Eleanor thought about her stepfather barking at her mother across the wastes of English silver, French furniture, and Chinese vases that helped to prevent him from becoming physically violent. This dwarfish and impotent French duke had dedicated his life to the idea that civilization had died in 1789. He nonetheless accepted a ten per cent cut from the dealers who sold pre-revolutionary antiques to his wife. He had forced Mary to sell her mother’s Monets and Bonnards on the ground that they were examples of a decadent art that would never really matter. To him, Mary was the least valuable object in the fastidious museums they inhabited, and when eventually he bullied her to death he felt that he had eliminated the last trace of modernity from his life except, of course, for the enormous income that now came to him from the sales of a dry-cleaning fluid made in Ohio.
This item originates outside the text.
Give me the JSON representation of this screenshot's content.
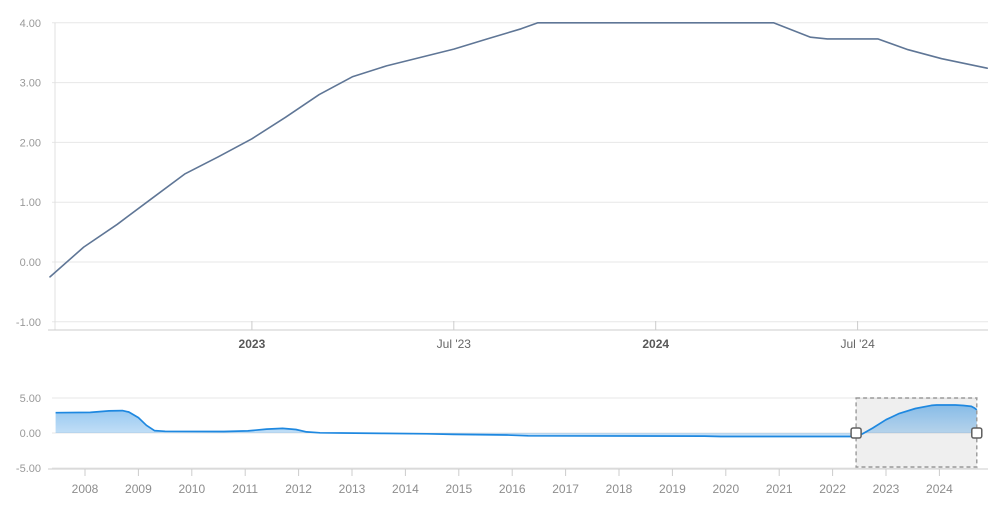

Eleanor had watched her mother’s persecution with the same vivid silence as she experienced in the face of her own gradual disintegration tonight. Although she was not a cruel person, she remembered being helpless with laughter watching her stepfather, by then suffering from Parkinson’s disease, lift a forkful of peas, only to find the fork empty by the time it reached his mouth. Yet she had never told him how much she hated him. She had not spoken then, and she would not speak now.